Use Facebook’s built in risk-management functions.
Facebook makes it easy to protect your Business Page from potential future problems with the ability to give people who are helping you manage the Page different “roles”. As the business owner, you should have Admin status which controls all functions of the Page. If you are receiving help from an outsourcer or staff person, you should give them Editor status. Giving your staff Editor status should be sufficient for them to manage most social media marketing activities. If they need more, you can always supervise, or downgrade their status again afterwards. Through TweetDeck you can similarly manage access to your Twitter account.
Always have access to the social accounts for your business.

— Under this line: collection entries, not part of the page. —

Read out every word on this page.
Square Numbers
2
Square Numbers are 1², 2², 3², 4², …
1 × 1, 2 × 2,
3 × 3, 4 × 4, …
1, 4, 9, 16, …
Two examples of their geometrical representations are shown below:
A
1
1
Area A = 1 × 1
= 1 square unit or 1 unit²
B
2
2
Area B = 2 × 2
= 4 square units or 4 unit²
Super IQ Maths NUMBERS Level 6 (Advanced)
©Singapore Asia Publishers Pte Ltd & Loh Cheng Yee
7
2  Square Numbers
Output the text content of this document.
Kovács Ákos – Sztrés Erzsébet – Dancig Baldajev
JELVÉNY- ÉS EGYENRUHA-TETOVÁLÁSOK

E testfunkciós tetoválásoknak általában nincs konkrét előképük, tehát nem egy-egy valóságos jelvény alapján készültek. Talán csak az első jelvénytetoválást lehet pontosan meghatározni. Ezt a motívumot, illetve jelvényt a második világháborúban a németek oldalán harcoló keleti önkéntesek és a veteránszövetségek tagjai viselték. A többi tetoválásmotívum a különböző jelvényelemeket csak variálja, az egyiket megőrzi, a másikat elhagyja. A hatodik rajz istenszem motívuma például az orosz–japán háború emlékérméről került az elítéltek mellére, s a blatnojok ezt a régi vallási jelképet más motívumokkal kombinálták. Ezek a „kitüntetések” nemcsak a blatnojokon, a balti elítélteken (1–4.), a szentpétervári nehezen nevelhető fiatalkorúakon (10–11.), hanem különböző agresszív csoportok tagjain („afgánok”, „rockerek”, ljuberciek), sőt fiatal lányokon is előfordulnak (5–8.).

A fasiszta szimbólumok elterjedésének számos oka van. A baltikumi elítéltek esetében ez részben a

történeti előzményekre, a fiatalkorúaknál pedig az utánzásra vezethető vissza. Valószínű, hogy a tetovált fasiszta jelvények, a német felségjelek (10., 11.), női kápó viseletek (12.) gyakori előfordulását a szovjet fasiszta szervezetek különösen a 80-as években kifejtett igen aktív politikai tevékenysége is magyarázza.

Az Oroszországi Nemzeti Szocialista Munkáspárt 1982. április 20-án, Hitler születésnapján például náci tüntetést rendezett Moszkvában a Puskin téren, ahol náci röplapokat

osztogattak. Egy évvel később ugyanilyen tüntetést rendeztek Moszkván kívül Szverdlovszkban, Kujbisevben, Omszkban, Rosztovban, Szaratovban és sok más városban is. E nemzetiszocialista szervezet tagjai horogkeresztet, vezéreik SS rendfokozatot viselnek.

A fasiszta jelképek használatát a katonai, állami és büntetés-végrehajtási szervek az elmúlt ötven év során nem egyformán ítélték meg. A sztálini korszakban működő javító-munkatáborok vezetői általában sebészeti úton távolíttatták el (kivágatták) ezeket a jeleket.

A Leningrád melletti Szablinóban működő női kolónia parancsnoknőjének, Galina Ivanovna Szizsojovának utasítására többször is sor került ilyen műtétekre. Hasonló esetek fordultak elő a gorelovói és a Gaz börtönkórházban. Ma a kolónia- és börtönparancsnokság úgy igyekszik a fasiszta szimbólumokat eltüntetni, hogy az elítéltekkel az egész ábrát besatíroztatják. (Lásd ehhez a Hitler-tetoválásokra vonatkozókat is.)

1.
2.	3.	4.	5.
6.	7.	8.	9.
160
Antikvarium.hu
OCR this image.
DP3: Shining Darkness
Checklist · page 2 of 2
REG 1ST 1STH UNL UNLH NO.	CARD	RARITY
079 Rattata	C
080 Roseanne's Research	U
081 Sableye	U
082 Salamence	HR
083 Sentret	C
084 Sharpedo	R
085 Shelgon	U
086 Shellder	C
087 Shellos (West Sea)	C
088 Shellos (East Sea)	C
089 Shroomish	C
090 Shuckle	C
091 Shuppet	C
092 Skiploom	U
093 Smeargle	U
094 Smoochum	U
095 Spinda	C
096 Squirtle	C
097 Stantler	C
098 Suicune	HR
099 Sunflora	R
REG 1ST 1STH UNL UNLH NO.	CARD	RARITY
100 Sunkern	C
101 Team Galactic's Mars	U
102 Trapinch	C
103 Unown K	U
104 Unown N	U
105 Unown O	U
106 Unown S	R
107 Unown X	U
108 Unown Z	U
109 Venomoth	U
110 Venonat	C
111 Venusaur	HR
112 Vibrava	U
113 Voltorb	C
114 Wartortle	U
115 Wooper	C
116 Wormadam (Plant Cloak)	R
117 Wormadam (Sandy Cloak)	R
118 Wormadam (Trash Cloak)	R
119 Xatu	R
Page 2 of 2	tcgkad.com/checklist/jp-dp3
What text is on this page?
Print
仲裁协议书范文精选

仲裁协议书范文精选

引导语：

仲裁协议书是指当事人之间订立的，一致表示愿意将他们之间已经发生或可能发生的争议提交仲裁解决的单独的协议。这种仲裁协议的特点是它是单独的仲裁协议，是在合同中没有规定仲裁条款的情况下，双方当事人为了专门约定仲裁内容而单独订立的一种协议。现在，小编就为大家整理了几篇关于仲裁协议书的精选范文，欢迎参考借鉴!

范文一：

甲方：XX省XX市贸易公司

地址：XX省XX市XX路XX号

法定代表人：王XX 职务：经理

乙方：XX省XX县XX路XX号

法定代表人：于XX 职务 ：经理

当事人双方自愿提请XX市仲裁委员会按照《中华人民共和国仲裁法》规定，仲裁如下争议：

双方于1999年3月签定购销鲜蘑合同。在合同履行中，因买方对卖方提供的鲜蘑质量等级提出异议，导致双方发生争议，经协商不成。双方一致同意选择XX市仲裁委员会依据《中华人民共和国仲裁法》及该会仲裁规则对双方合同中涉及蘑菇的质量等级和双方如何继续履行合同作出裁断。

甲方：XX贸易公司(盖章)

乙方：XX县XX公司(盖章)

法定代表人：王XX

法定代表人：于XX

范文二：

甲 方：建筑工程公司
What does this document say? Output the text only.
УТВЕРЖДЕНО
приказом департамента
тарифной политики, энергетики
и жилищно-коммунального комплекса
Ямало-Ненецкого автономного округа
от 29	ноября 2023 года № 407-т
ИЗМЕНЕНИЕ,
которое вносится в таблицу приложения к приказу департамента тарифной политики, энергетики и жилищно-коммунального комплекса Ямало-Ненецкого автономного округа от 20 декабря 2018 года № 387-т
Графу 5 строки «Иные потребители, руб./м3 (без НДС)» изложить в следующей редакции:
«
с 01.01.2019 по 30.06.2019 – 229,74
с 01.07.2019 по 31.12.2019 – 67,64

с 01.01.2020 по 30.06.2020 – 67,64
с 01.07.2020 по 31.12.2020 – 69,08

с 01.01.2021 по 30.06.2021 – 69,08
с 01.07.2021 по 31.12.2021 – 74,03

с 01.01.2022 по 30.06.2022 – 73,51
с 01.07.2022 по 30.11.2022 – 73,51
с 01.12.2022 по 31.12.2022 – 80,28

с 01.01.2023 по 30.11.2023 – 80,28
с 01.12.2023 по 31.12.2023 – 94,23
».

As the owner of the business, you should always have access to login to any social media profile that represents your business. Make it a practice that staff somehow keeps you up-to-date on password changes (there are apps for that). Even if you only login to Twitter once a year you know you have the ability if needed. One time it may be needed is when you are firing your social media manager. You will want to change passwords to any social accounts and remove her from the Facebook Page BEFORE she is let go. This prevents an angry employee from posting anything derogatory or hijacking your profile. Unfortunately, losing access to Pages and accounts due to staff changes is very common. I have watched many local businesses set up new accounts and start from scratch because they weren’t able to get passwords from staff who were no longer working at the business.
Be careful when jumping on the trending bandwagon.
Taking advantage of a trending conversation on social media can be a great way to reach new people and show you are keeping current, but if not handled carefully, it can have devastating effects. Always research a trending hashtag before you use it for your own marketing. Hashtags don’t always mean what they say on the surface. You don’t want to be the pizza chain accidentally making light of domestic violence.
These are some of the most common risks affecting small businesses getting into the social media realm today and they are all easy to mitigate with a little bit of planning. A good social media manager should already be on top of all this.